Buff: I’d rather drink motor oil.

Buffy: Or that. I’m sure the gas stand has it, but otherwise we’re really pressed for choice.

Buff: I wish one of those trucks whizzing down the highway would stop and pick us up. Could really use some airing out in the prairie. I wonder if Mitch and Juanita are still roaming around Foss State Park. I bet Billy Bison has been born.

Buffy: Billy the calf must be eating grass by now. We should bring them something, maybe moccasins from the trading post?

Buff: Well we can’t just hop over the fence like antelope and glide through the door.

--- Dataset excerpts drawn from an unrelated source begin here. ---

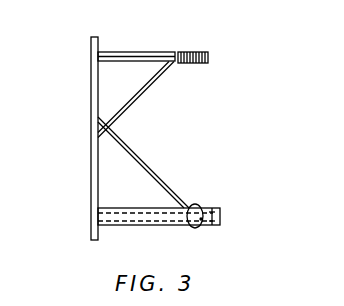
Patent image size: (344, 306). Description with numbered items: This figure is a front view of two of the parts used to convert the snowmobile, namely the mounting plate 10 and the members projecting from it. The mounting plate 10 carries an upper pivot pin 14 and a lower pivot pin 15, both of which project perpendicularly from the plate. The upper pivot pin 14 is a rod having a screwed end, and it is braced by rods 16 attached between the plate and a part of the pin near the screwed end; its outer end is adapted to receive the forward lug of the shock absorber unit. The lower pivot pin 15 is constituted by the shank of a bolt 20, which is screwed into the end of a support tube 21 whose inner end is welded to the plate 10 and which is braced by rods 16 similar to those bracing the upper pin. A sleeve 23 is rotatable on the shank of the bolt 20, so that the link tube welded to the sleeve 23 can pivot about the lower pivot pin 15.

The mounting plate 10 is at (92, 83).
The upper pivot pin 14 is at (181, 54).
The rods 16 is at (135, 153).
The support tube 21 is at (158, 226).
The bolt 20 is at (223, 218).
The sleeve 23 is at (202, 207).
The lower pivot pin 15 is at (203, 219).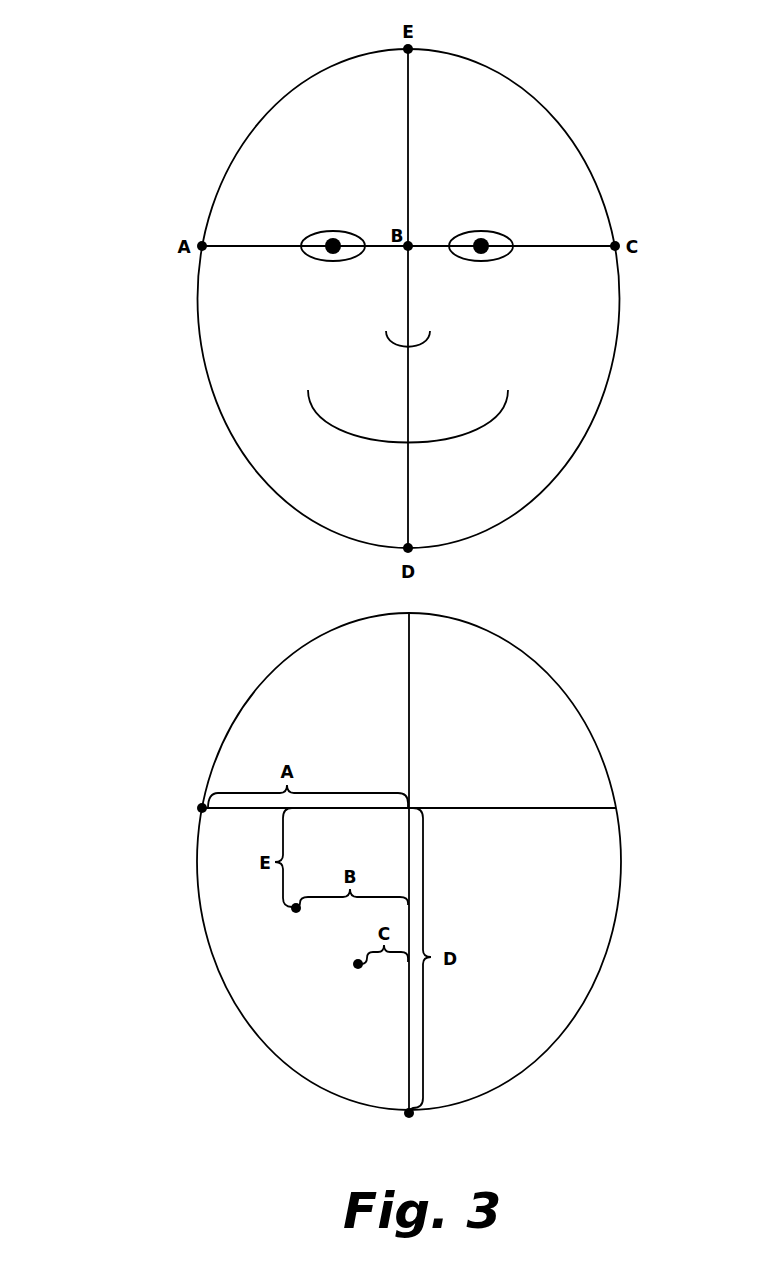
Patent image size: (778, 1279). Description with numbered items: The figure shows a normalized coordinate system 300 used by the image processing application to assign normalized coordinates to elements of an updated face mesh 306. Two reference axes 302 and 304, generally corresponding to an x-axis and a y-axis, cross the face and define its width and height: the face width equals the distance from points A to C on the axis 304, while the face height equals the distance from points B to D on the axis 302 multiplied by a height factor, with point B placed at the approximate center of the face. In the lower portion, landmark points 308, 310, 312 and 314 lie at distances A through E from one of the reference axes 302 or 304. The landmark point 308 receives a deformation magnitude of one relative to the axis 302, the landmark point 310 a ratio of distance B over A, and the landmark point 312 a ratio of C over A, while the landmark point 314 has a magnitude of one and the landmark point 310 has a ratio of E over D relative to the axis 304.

The facial feature measurement diagram 300 is at (131, 86).
The reference axis 302 is at (410, 85).
The reference axis 304 is at (592, 246).
The updated face mesh 306 is at (612, 372).
The landmark point 308 is at (217, 819).
The landmark point 310 is at (294, 919).
The landmark point 312 is at (359, 975).
The landmark point 314 is at (409, 1126).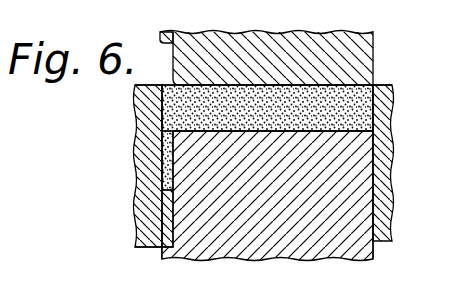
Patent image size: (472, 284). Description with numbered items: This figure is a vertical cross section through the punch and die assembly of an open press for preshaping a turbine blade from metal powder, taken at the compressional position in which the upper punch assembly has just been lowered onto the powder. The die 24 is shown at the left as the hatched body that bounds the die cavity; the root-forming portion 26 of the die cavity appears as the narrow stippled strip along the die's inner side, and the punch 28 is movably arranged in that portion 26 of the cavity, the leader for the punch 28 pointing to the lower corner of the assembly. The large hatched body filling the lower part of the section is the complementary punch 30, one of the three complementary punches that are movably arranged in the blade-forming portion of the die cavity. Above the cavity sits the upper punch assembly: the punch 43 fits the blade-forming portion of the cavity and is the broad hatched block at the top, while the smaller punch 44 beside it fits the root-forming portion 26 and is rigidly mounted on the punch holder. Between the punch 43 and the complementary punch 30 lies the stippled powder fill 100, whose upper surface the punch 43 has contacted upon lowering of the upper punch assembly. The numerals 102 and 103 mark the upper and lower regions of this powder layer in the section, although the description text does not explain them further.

The die 24 is at (141, 109).
The portion of the die cavity 26 is at (156, 142).
The punch 28 is at (161, 250).
The complementary punch 30 is at (267, 146).
The punch 43 is at (357, 68).
The punch 44 is at (170, 45).
The powder fill 100 is at (346, 107).
The adhesive layer top surface 102 is at (197, 84).
The interface layer 103 is at (202, 132).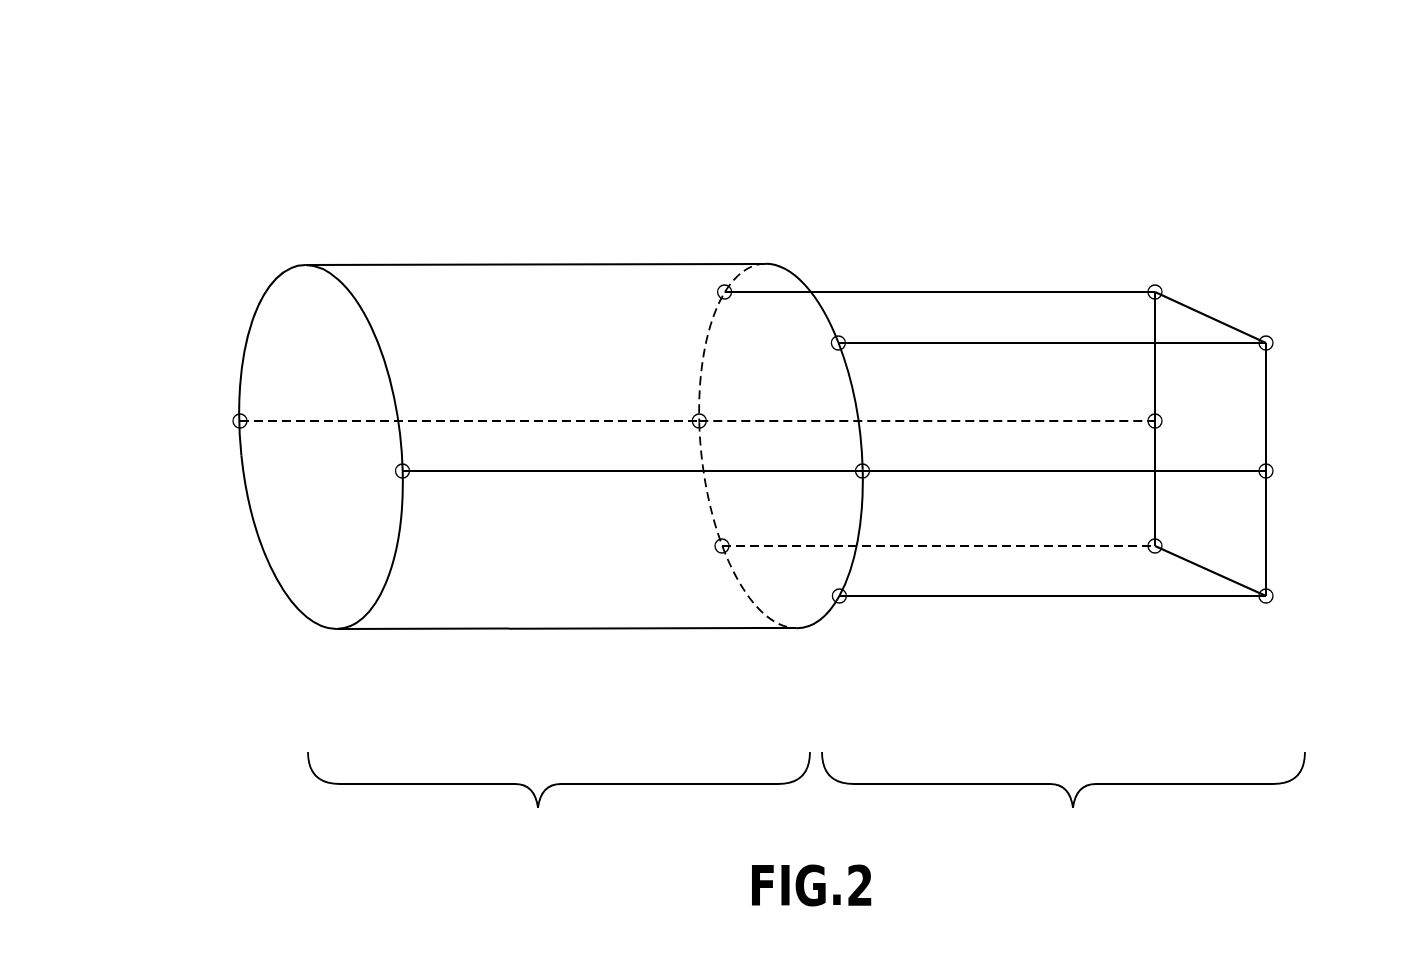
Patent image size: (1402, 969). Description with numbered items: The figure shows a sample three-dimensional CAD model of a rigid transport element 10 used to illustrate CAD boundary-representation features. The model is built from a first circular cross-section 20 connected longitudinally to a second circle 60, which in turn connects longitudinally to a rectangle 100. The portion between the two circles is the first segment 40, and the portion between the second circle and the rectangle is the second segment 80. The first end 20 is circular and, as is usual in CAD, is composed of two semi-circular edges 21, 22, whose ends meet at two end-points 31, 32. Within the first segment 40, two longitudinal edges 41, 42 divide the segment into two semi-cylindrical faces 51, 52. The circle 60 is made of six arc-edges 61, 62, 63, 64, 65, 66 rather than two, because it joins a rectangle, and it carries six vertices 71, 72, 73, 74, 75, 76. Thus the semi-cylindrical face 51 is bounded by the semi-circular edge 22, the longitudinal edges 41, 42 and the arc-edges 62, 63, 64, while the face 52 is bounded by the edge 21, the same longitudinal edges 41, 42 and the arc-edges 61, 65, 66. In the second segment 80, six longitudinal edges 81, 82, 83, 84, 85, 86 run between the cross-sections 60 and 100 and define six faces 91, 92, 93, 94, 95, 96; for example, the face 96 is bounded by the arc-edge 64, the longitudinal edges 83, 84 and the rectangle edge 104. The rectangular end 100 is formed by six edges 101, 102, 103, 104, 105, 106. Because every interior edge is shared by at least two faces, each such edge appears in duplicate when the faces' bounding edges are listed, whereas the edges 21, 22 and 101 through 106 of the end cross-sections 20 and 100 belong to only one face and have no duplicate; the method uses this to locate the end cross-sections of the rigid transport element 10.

The rigid transport element 10 is at (683, 132).
The first end cross-section 20 is at (345, 630).
The semi-circular edge 21 is at (272, 575).
The semi-circular edge 22 is at (276, 290).
The end-point 31 is at (233, 421).
The end-point 32 is at (405, 480).
The first segment 40 is at (535, 810).
The longitudinal edge 41 is at (290, 428).
The longitudinal edge 42 is at (540, 480).
The semi-cylindrical face 51 is at (500, 312).
The semi-cylindrical face 52 is at (698, 595).
The second circular cross-section 60 is at (774, 266).
The arc-edge 61 is at (701, 455).
The arc-edge 62 is at (707, 335).
The arc-edge 63 is at (838, 338).
The arc-edge 64 is at (855, 403).
The arc-edge 65 is at (858, 532).
The arc-edge 66 is at (806, 630).
The vertex 71 is at (692, 415).
The vertex 72 is at (718, 285).
The vertex 73 is at (846, 338).
The vertex 74 is at (869, 467).
The vertex 75 is at (846, 604).
The vertex 76 is at (729, 541).
The second segment 80 is at (1070, 810).
The longitudinal edge 81 is at (1023, 418).
The longitudinal edge 82 is at (1105, 288).
The longitudinal edge 83 is at (1213, 325).
The longitudinal edge 84 is at (1218, 468).
The longitudinal edge 85 is at (1205, 595).
The longitudinal edge 86 is at (993, 547).
The face 91 is at (988, 335).
The face 92 is at (1128, 372).
The face 93 is at (1053, 500).
The face 94 is at (1075, 588).
The face 95 is at (1207, 538).
The face 96 is at (1217, 400).
The rectangular cross-section 100 is at (1232, 322).
The edge 101 is at (1157, 485).
The edge 102 is at (1157, 367).
The edge 103 is at (1177, 340).
The edge 104 is at (1268, 400).
The edge 105 is at (1270, 510).
The edge 106 is at (1223, 578).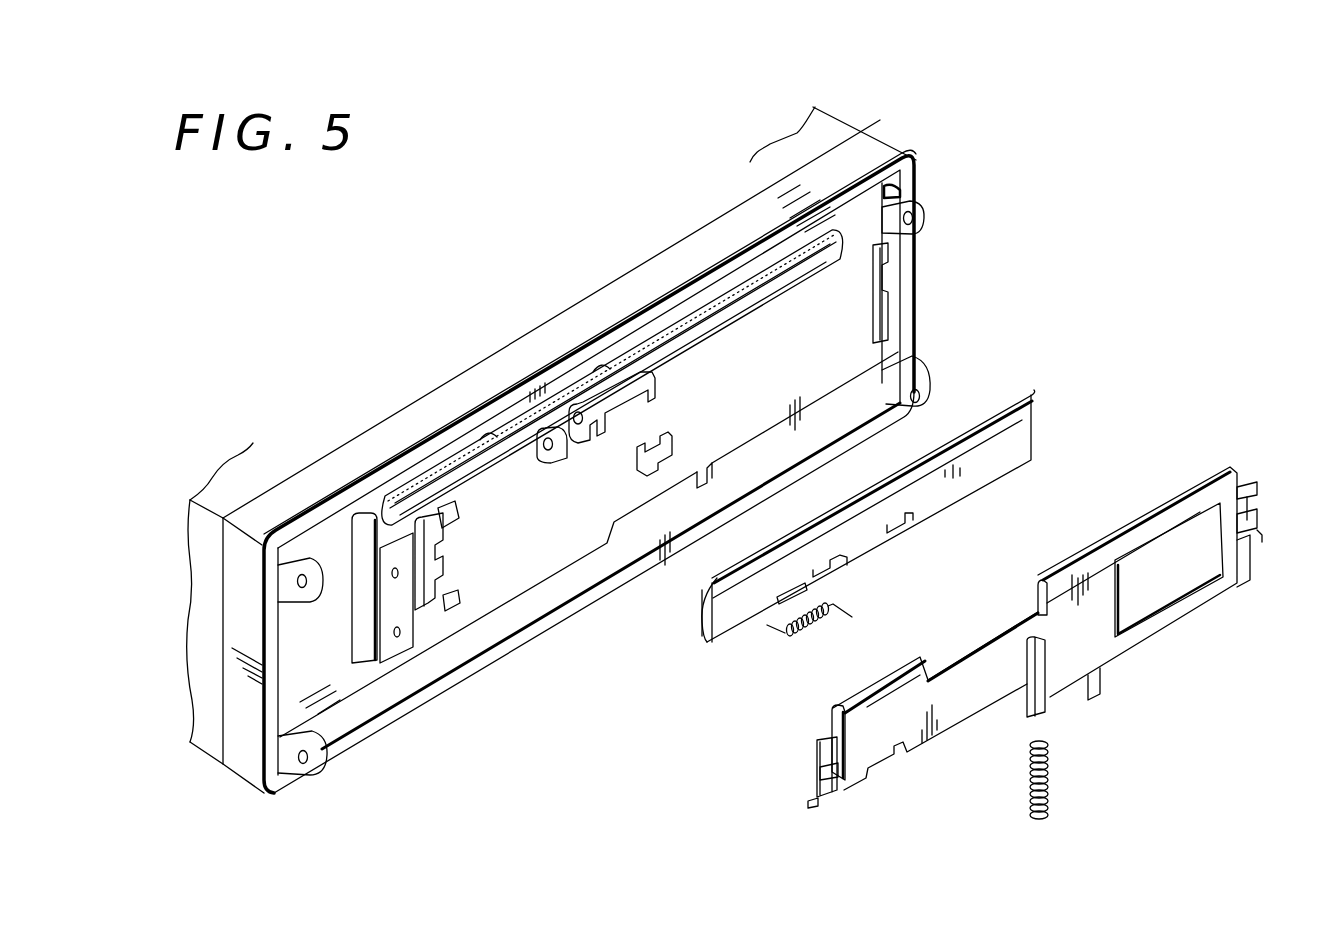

We weigh like 1,000 pounds. Talk about a bull in a china shop! Someone’s gotta let us outta here. Hey—what the hell is that?

Buffy: It’s a guy from New York! I recognize the license plate. And that bike… it’s one of those blue rental bikes!

Buff: From New York? On a bicycle? This loser's gotta be a bleeding heart liberal, tree hugger and animal lover. He’ll let us out of here for sure.

Jeffrey: Are these… buffalo? What the hell are buffalo doing in Oklahoma?

Buff: Hey buddy, unlock the gate, let us out!

Jeffrey [reading sign]: Oh, this is the state animal. I didn’t even know Oklahoma had buffalo. Poor things, trapped in a pen overlooking I-40 and a gas station in Calumet.

Buff: Yes, exactly! Let us out of HERE!

Buffy: I don’t think he can understand us. Mister, PLEASE, help. We yearn to roam free and see our friends!

Jeffrey: Well, have a good day guys. About 45 miles to go to Clinton.


Buffy: Please, sir, HELP US!

The road west follows old Route 66, the subject of my next post. Ancient asphalt, which could have been laid by the order of Egyptian pharaohs, is pitted and cracked beyond belief. Concrete band-aids fill yet fail to fix the damage. Repairs have hardened into disruptive layers that jolt bicycle wheels.

The ride to Weatherford is straight forward and unimpressive.  At Lucille's Road House I indulge in a 1/3 pound patty with my choice of three premium toppings: jalapeños, guacamole and sautéed mushrooms. Onion rings are included as a side and so is a beverage. I choose unlimited refills of sweet tea. Menu price: $7.99. Can’t beat the taste or bang for the buck anywhere in America, so just stop looking and make your way to Lucille’s.

At lunch I notice on Google Maps that just two miles north is an ominous-sounding intersection called Dead Woman Crossing. It’s already after 3pm and I’ve got at least two more hours of riding to Clinton, but I’d detour if there’s a sign to mark this bizarre place. Would be a great addition to my Instagram feed, right?

I ask the wait staff for some info about Dead Woman Crossing, but I’m told there is no sign—only folklore about the name. No way I’m diverting time and energy without the promise of a photo op.

Route 66 from Weatherford to Clinton parallels the interstate where a convoy of big rigs rumble along I-40. The road is straight, slightly hilly, but offers no scenery. I’m getting pretty tired of Oklahoma. I coast into a Motel 6 in Clinton just as darkness falls. Luckily there is Braum’s next door and my dinner and dessert plans are set.